イタリアにはさまざまなパスタのソースがあります。北部でよく食べるもの、南部で食べるものなど、地方によって使用する食材もいろいろです。肉のソースもあれば、魚介のソースもあり。また野菜だけのもあれば、ナッツが主役のソースなど、有名なものだけ挙げていっても、ものすごい数のレシピが存在します。

 日本でパスタ用の肉のソースというと、誰もが知っているのが「ミートソース」。牛(または豚、合挽き肉など)の挽き肉を、タマネギ、ニンジン、セロリなどの野菜のみじん切りと一緒に炒め、トマトソースで煮込んだおなじみの味。コトコト煮込んだ野菜とお肉の美味しさがたまらないソースです。

 イタリアでは、このミートソースは「ボロネーゼ」と呼ばれ、数ある肉のソースの1つでしかありません。「ボロネーゼ」とは「ボローニャ風の」という意味で、中部イタリアの都市、ボローニャ名物のミートソースのことをいいます。日本のみならず世界中で有名なミートソースは、もともとはイタリアの1つの街の名物料理だったのです。
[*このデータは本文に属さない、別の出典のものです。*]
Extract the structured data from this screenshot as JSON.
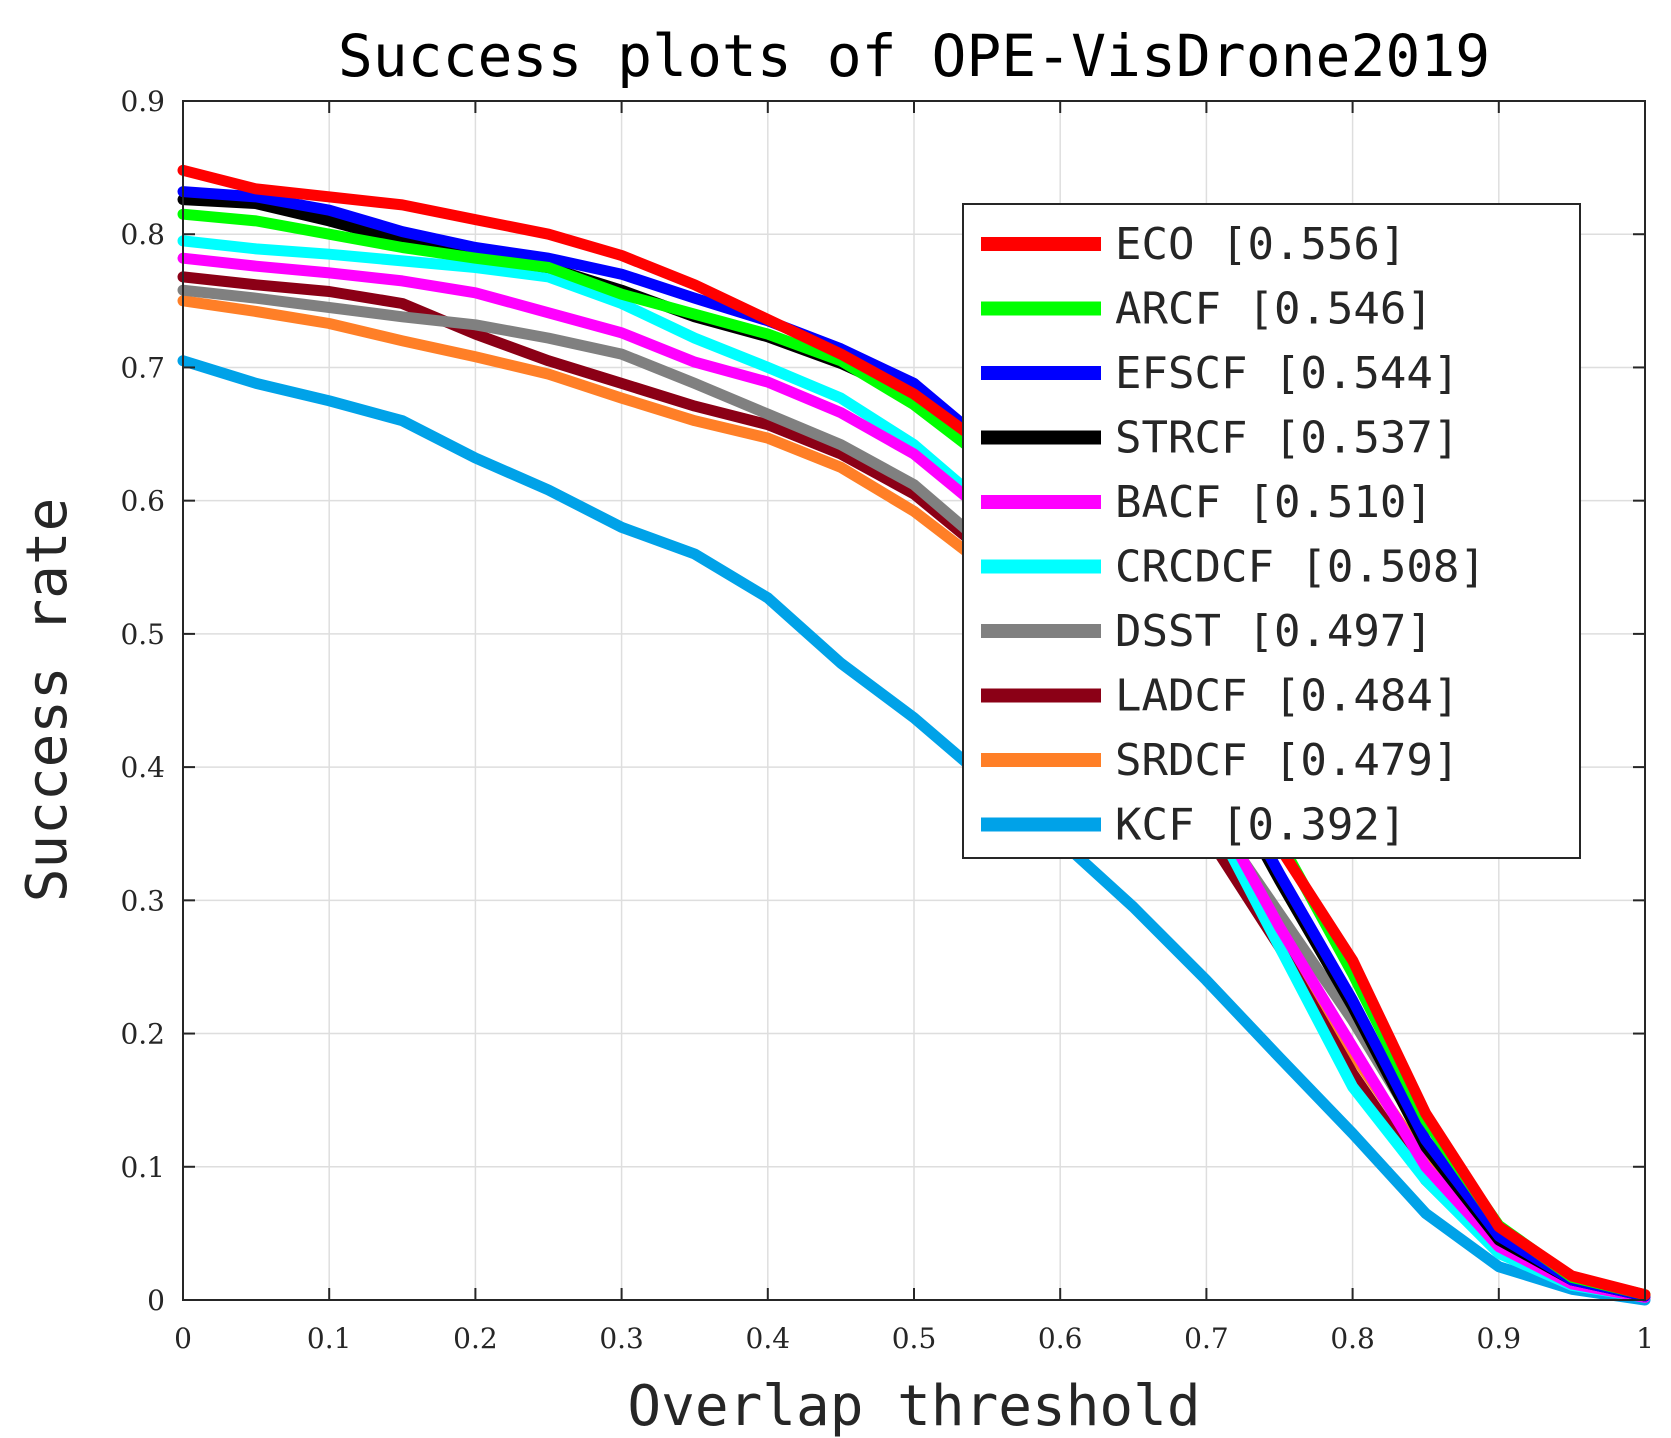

 一般的に、肉を使ったソースは「ラグー」と呼ばれます。中には、トマトソースの中で肉を塊のまま煮込んだ後に、その肉を取り除き(肉はメイン料理として別にいただきます)、残ったトマトベースの赤いソースを「ラグー」と呼ぶ地域もあります。このソースにはまったく肉が入っていないのに「ラグー=肉のソース」と呼ばれているのです。見た目には濃い色のトマトソースといったところですが、コトコト煮込んだときに塊肉から出てくる肉汁がトマトソースにしみ出ていて、この地域ではとても人気のあるパスタソース、家庭料理です。

疲労回復に効果のある鶏むね肉の白いミートソース

白いミートソースパスタ
白いミートソースパスタ

 今回紹介するのは、鶏むね肉をつかった「白いミートソース」のパスタ。鶏肉、とくにむね肉は高タンパクで低カロリー。しかも、むね肉のタンパク質は必須アミノ酸のバランスがよく、消化吸収がとても良いと言われています。また、ビタミンBの一種であるナイアシンを豊富に含んでいます。ナイアシンは炭水化物、タンパク質、脂質の代謝にかかわる大事な補酵素として活動します。

 さらにむね肉は、疲労回復に良い成分イミダペプチドを含んでいることでも知られています。運動後の疲労回復に、消化吸収の良い鶏むね肉はもってこいの食材。調理の際、むね肉は加熱すると硬くしまりがちですが、細かく切ってから煮込むことで、肉の硬さは気にならなくなります。ご家庭でも簡単に作れるミートソース、ぜひお試しください。